Figure 6 compares the results of the ISODATA technique with those of the ANN. As shown in this figure the lesion areas in the ISODATA maps are clustered to different signatures (1–12). Signatures range between one (corresponding to normal tissue) to twelve (corresponding to CSF or cavitated tissue). While the ANN demonstrates a continuous map for the status of the tissue at risk in the lesion area, the ISODATA shows just a few indices related to tissue recovery after three months. Both techniques are in agreement in the CSF area or dead tissue.
Using a relatively small set of acute-phase MR images, an ANN was trained and tested to directly predict the size and pattern of the eventual tissue damage, as judged by T2WI at the chronic stage of stroke (3 months after stroke onset). Since the predictor produced by the ANN provides a visual estimate of the outcome, such modeling may play an important role in the assessment of therapeutic interventions applied within extended therapeutic windows, currently of great interest in the treatment of stroke.
It must be noted that the training set was small (12 cases) in the number of patients; that is why the leave-one-out method was used for training and evaluation. However, even this small pilot study demonstrates a robust and sensitive predictor of infarct outcome, and because it can be produced almost as quickly as the image sets emerge from the MRI scanner, this approach shows great potential as a tool that may eventually influence clinical practice. Although the ANN in this study was trained and validated with a small sample size, the values of the AUROC (0.89), the optimal specificity and sensitivity (0.84 and 0.85), and the average error (0.11) achieved with the leave-one-out technique supports the hypothesis that the ANN can reasonably predict lesions if it is applied to a new dataset.
Since the ANN uses acute-phase information, any processing errors due to mis-registration, image deformation due to edema created by the lesion between different time points, image quality, partial volume effects, image artifacts, and image uniformity are potential sources of errors that can affect ANN results.
The results of the ANN implies that the trained ANN is a robust discriminator between CSF and lesion areas since the intensities of the CSF (dark) and lesion (bright) areas appear oppositely in DW images but the same in the maps predicted by the ANN. However, this might be a problem for the closely located lesions to the CSF areas which can be easily confused in the interpretation phase by means of a non-expert user (not the ANN).

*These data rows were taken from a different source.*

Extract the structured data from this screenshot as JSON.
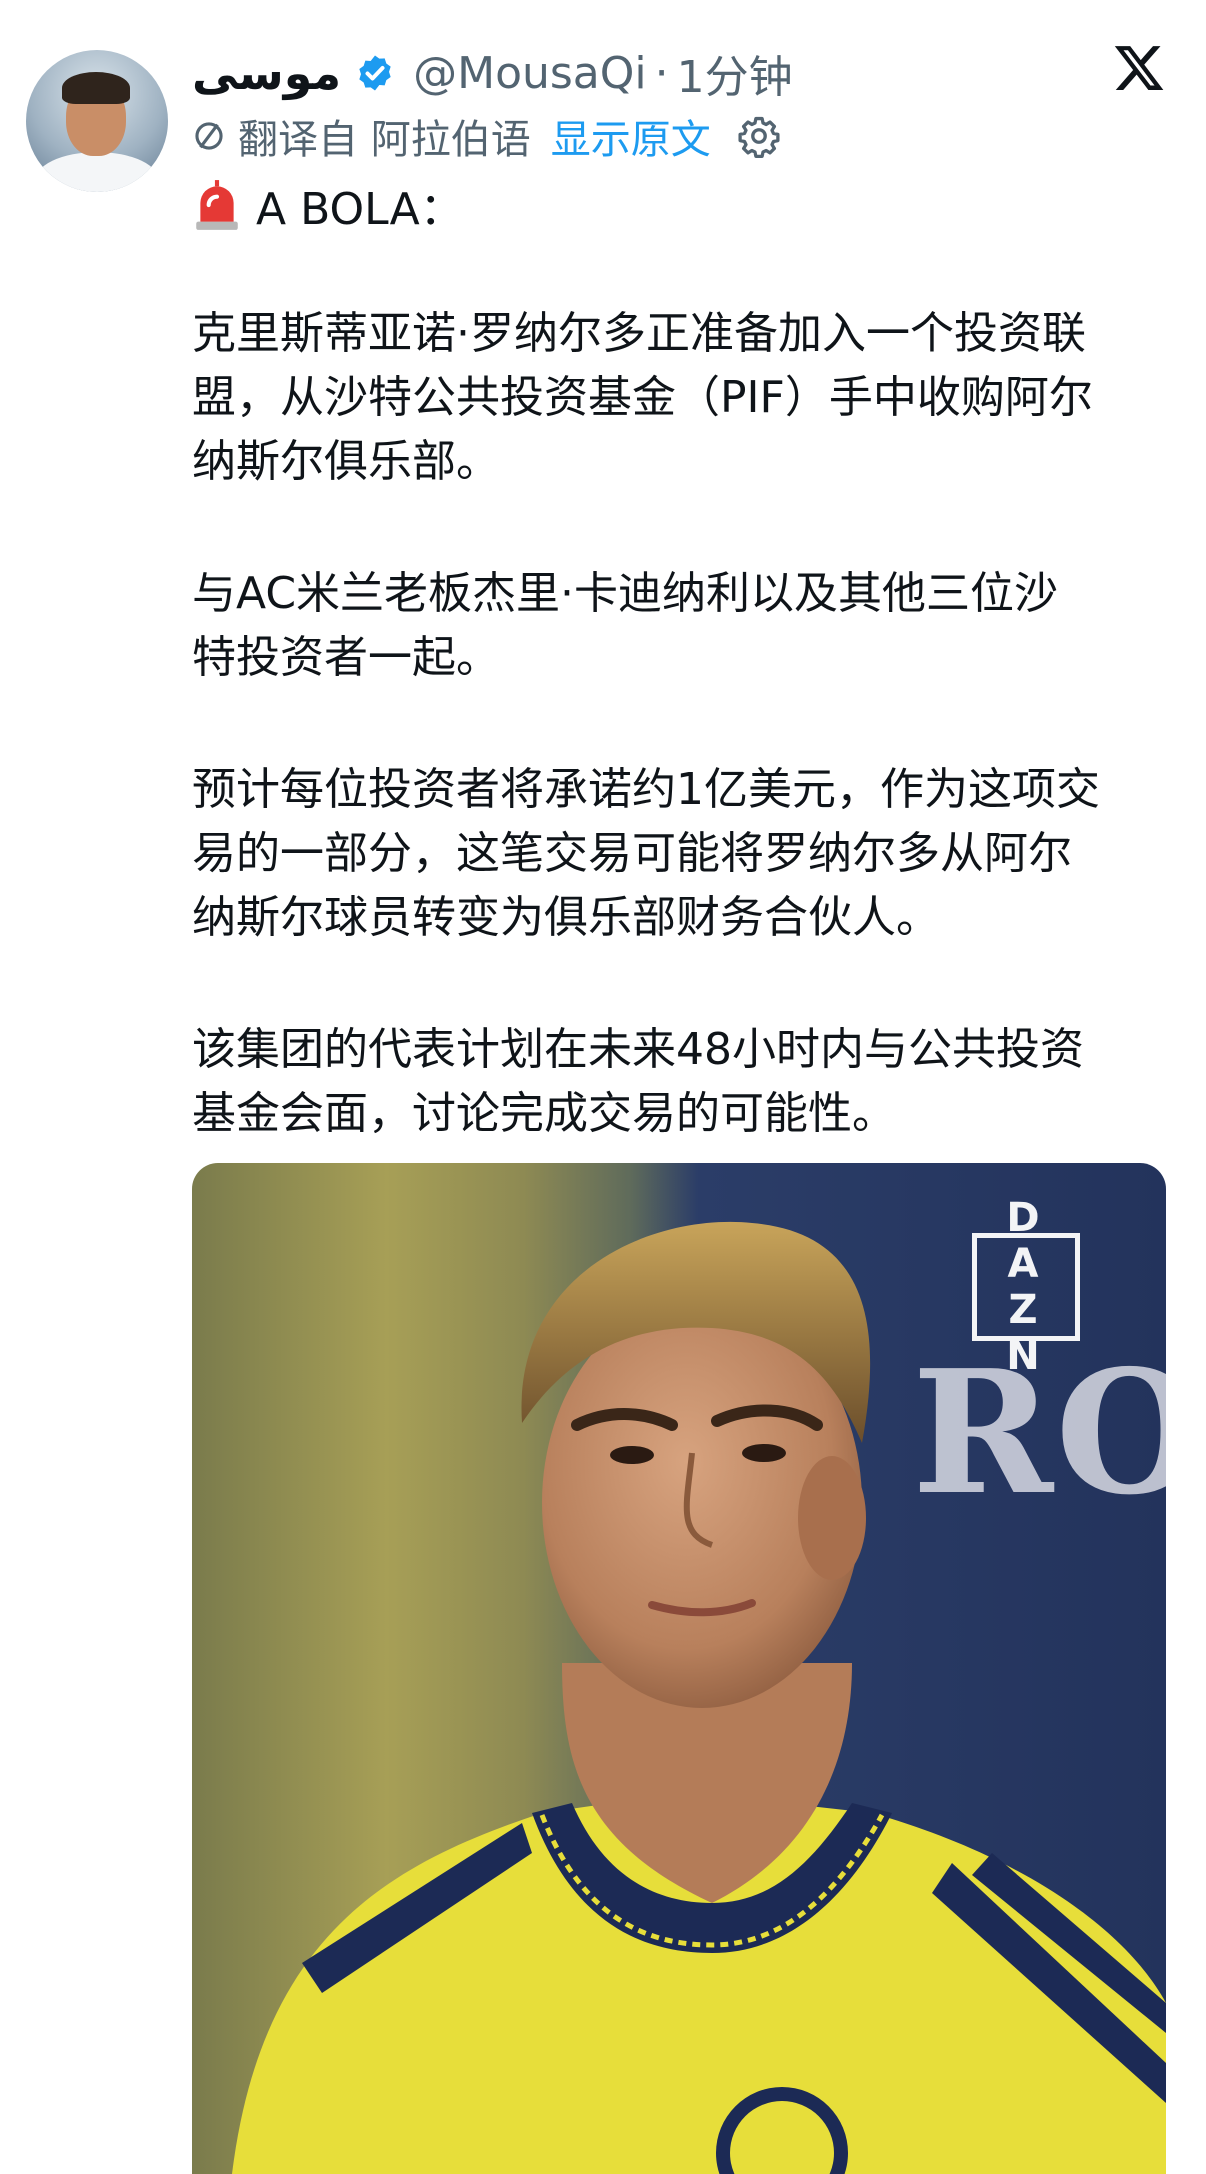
{
  "tweet": {
    "author_name": "موسى",
    "handle": "@MousaQi",
    "separator": "·",
    "time": "1分钟",
    "translation": {
      "translated_from": "翻译自 阿拉伯语",
      "show_original": "显示原文"
    },
    "source_label": "A BOLA：",
    "paragraphs": [
      {
        "lines": [
          "克里斯蒂亚诺·罗纳尔多正准备加入一个投资联",
          "盟，从沙特公共投资基金（PIF）手中收购阿尔",
          "纳斯尔俱乐部。"
        ]
      },
      {
        "lines": [
          "与AC米兰老板杰里·卡迪纳利以及其他三位沙",
          "特投资者一起。"
        ]
      },
      {
        "lines": [
          "预计每位投资者将承诺约1亿美元，作为这项交",
          "易的一部分，这笔交易可能将罗纳尔多从阿尔",
          "纳斯尔球员转变为俱乐部财务合伙人。"
        ]
      },
      {
        "lines": [
          "该集团的代表计划在未来48小时内与公共投资",
          "基金会面，讨论完成交易的可能性。"
        ]
      }
    ],
    "media": {
      "watermark": "DAZN",
      "background_text": "ROS"
    }
  },
  "icons": {
    "verified": "verified-badge-icon",
    "x_logo": "x-logo-icon",
    "translate": "translate-icon",
    "settings": "gear-icon",
    "alert": "police-siren-icon"
  },
  "colors": {
    "text_primary": "#0f1419",
    "text_secondary": "#536471",
    "link": "#1d9bf0",
    "verified": "#1d9bf0",
    "jersey_yellow": "#e7de3a",
    "jersey_navy": "#1c2a55"
  }
}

The GLM-SAR study , showed that, compared to algorithms using DWI or PWI separately, algorithms combining acute DWI and PWI were superior in predicting the extent of final tissue infarction. GLM models have the drawback of assuming class boundaries to be hyperplanes in feature space. This fundamentally linear model of response may not suffice to account for the complex dependency of infarct risk upon the combined metabolic and structural derangement reflected in the MR perfusion and diffusion indices in ischemic tissue.

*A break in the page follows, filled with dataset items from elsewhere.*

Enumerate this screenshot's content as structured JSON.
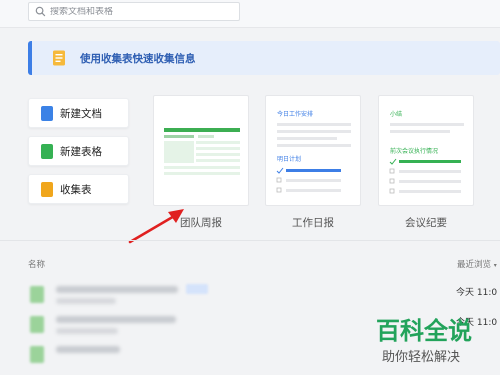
{
  "search": {
    "placeholder": "搜索文档和表格"
  },
  "banner": {
    "text": "使用收集表快速收集信息"
  },
  "create": [
    {
      "label": "新建文档",
      "color": "#3b82e6"
    },
    {
      "label": "新建表格",
      "color": "#35b153"
    },
    {
      "label": "收集表",
      "color": "#f0a61c"
    }
  ],
  "templates": [
    {
      "label": "团队周报"
    },
    {
      "label": "工作日报",
      "heading": "今日工作安排",
      "subheading": "明日计划"
    },
    {
      "label": "会议纪要",
      "heading": "小结",
      "subheading": "前次会议执行情况"
    }
  ],
  "list": {
    "col_name": "名称",
    "col_recent": "最近浏览",
    "rows": [
      {
        "time": "今天 11:0"
      },
      {
        "time": "今天 11:0"
      },
      {
        "time": ""
      }
    ]
  },
  "watermark": {
    "big": "百科全说",
    "small": "助你轻松解决"
  },
  "colors": {
    "accent": "#3d7ee6",
    "green": "#35b153",
    "arrow": "#e02020"
  }
}
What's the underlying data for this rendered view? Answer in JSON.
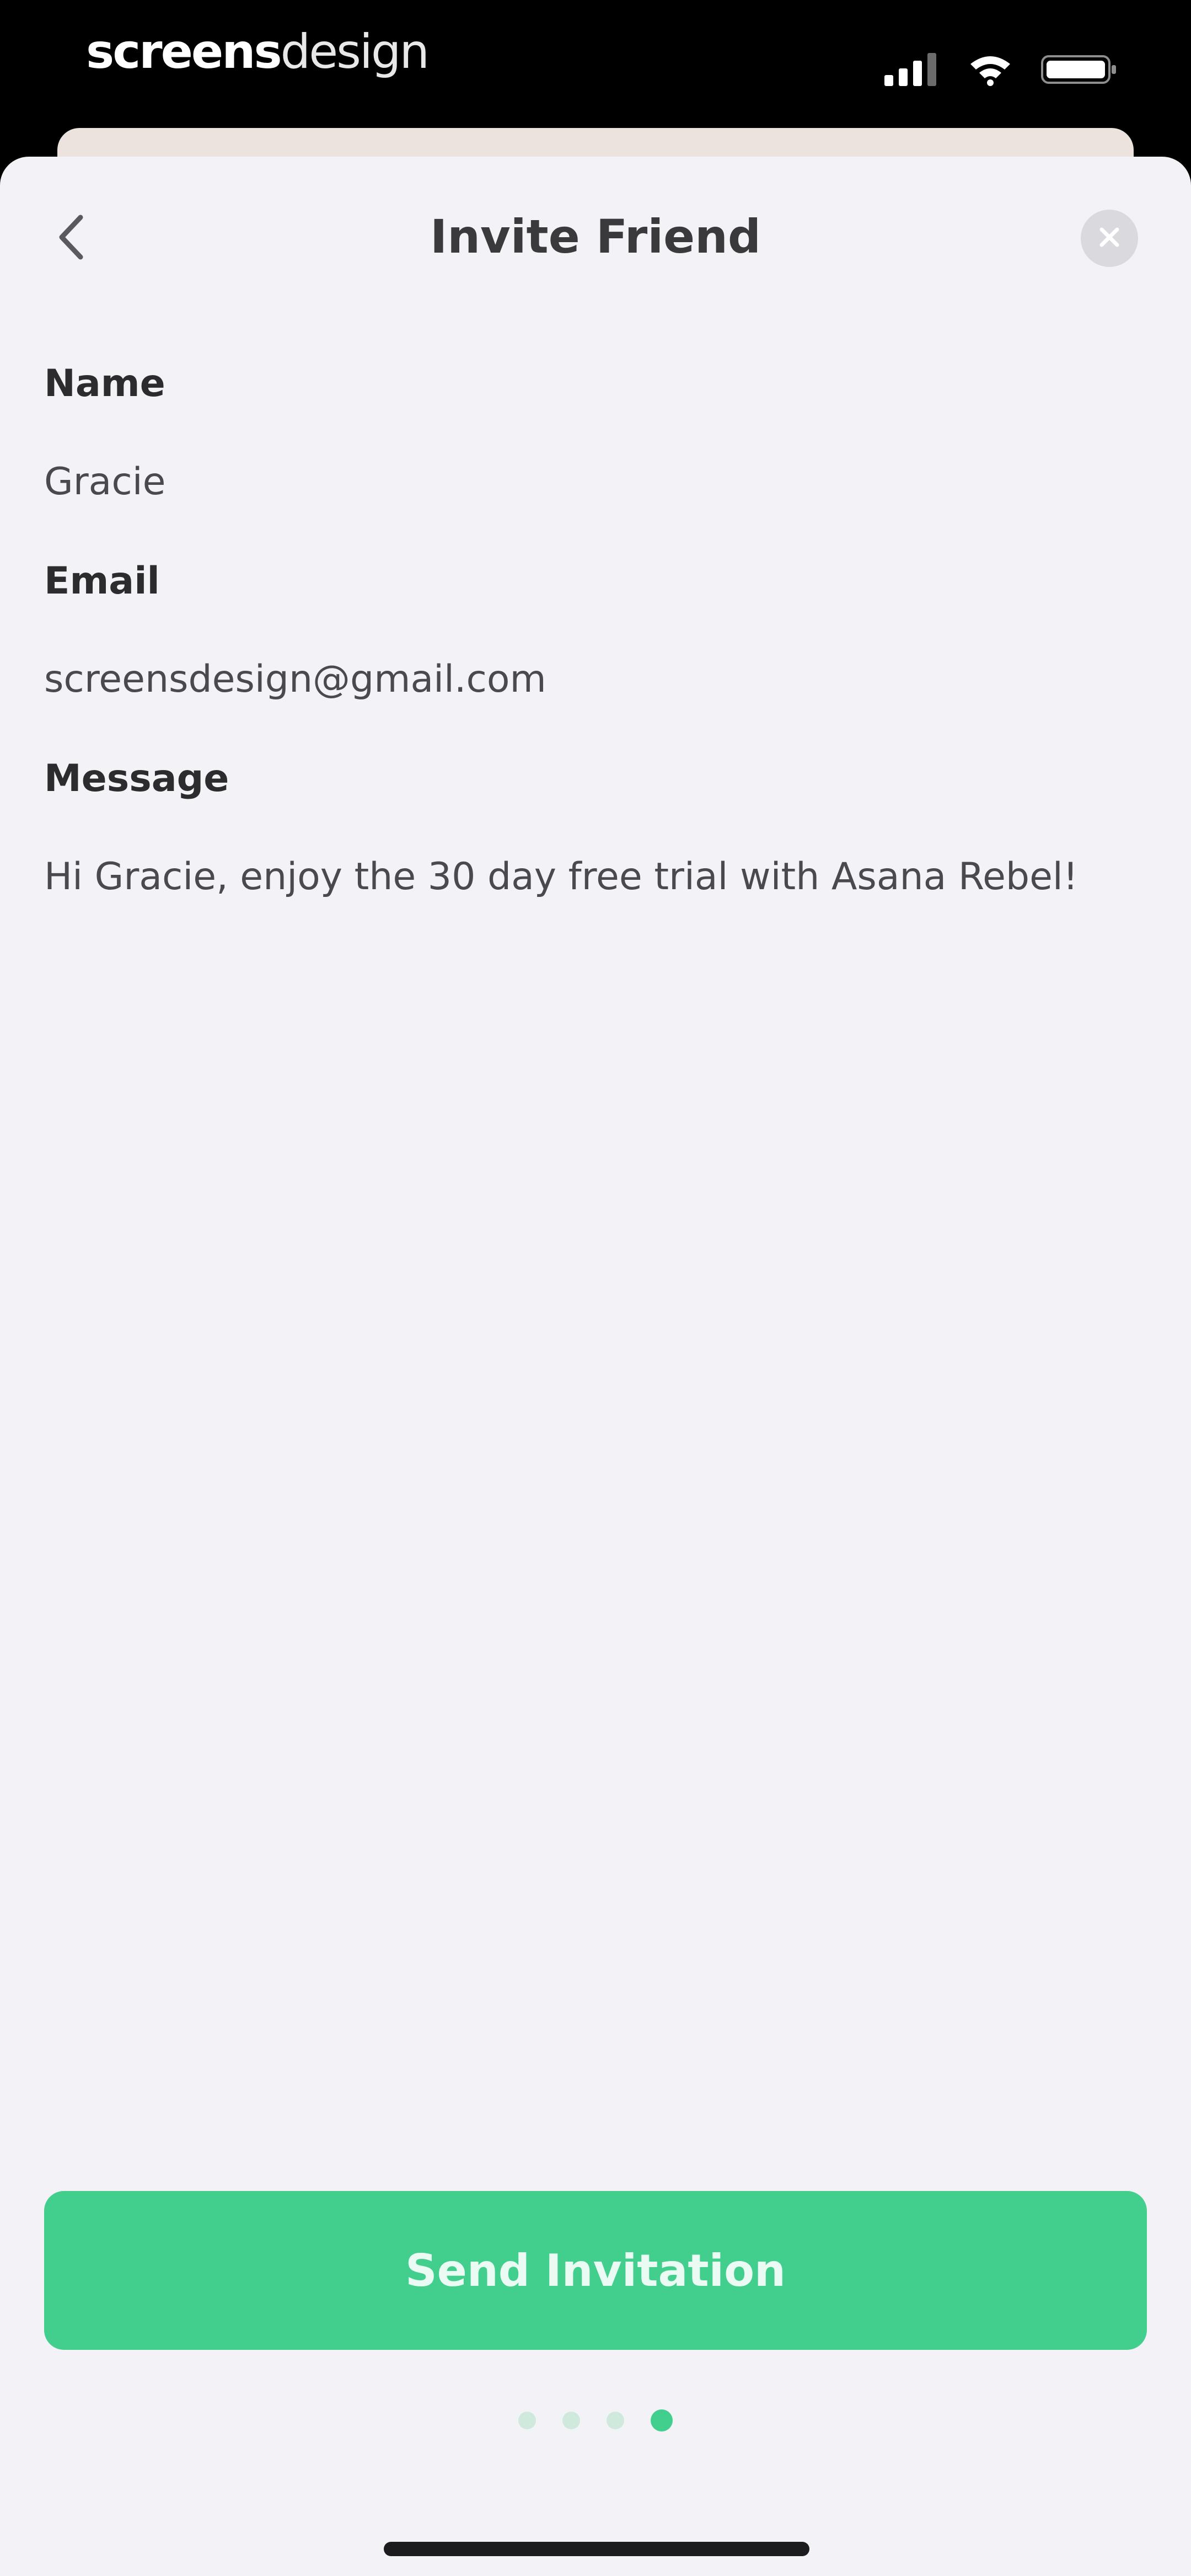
{
  "status_bar": {
    "brand_bold": "screens",
    "brand_light": "design",
    "icons": [
      "signal-icon",
      "wifi-icon",
      "battery-icon"
    ]
  },
  "header": {
    "title": "Invite Friend",
    "back_icon": "chevron-left-icon",
    "close_icon": "close-circle-icon"
  },
  "form": {
    "name_label": "Name",
    "name_value": "Gracie",
    "email_label": "Email",
    "email_value": "screensdesign@gmail.com",
    "message_label": "Message",
    "message_value": "Hi Gracie, enjoy the 30 day free trial with Asana Rebel!"
  },
  "actions": {
    "send_label": "Send Invitation"
  },
  "pager": {
    "total": 4,
    "active_index": 3
  },
  "colors": {
    "accent": "#42cf8e",
    "sheet_background": "#f2f2f7",
    "text_primary": "#2c2c2e"
  }
}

Clinical neurological recovery, as measured by the change in NIHSS, can also be used as additional information for training the ANN in acute to chronic time point . The model presented by Luby et al., was generated by a generalized regression neural network (GRNN) trained using such baseline information as sex, age, NIHSS, stroke onset time to MRI scan time, and corresponding values for follow-up: modified Rankin Score (mRS), follow-up NIHSS, baseline lesion volume on diffusion weighted MRI, baseline hypoperfusion volume (on MTT map), follow-up reperfusion (reduction of MTT volume by at least 30%), and final infarct volume on FLAIR MRI. The GRNN approach offers the possibility that our study, focused as it was on the estimation of the lesion volume regardless of its pattern and location in the brain, could further benefit from additional clinical and imaging information; it may be possible to form a more clinically relevant prediction of outcome by including the NIHSS score as an input to the ANN, in addition to the feature set currently in use.

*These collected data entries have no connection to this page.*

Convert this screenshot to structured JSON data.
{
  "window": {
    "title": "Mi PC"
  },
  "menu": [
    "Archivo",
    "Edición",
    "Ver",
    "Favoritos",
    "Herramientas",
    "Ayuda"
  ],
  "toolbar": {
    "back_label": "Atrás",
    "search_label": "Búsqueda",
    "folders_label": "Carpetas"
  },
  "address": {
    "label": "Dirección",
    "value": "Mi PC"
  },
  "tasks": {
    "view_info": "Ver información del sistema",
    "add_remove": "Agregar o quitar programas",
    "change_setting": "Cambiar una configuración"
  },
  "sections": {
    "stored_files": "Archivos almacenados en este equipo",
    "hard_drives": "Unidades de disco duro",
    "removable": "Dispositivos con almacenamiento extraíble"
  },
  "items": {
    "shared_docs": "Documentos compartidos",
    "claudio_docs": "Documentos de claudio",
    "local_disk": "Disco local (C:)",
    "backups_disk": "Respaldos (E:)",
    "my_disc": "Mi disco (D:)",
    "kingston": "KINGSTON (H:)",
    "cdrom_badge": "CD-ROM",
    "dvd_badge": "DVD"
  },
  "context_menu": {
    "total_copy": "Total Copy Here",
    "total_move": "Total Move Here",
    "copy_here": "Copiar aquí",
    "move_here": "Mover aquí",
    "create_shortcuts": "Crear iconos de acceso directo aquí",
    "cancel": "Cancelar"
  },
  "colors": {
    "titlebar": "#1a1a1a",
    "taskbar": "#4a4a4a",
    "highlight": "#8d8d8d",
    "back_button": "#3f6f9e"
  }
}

Most of multi-parametric analysis techniques such as ISODATA, Fuzzy clustering, and Kohonen's Multi-Parametric Self-Organizing Map (KMP-SOM), employ the theory of information extraction for predicting tissue fate at three months using MR acute information, regardless of chronic information. The chronic information is used just for validation and assessment of these techniques. To date the only method that we know of that has used chronic information for segmentation prediction is the GLM-SAR . As we have noted, there is still a remaining question as to whether a linear model is inherently the correct model for stroke outcome prediction. Unlike the GLM-SAR, the ANN combines acute information with no prior assumption about the linearity of information in its combination.
A fast, robust, and time-independent predictor of stroke outcome raises the possibility of real-time evaluation of evolving stroke in the acute and subacute phase. We will assess the possibility that the ANN predictor of outcome T2WI is essentially time-independent, because the acute/subacute T2WI image, with its increasing contrast with time post-ictus, can independently provide a measure of the post-stroke duration.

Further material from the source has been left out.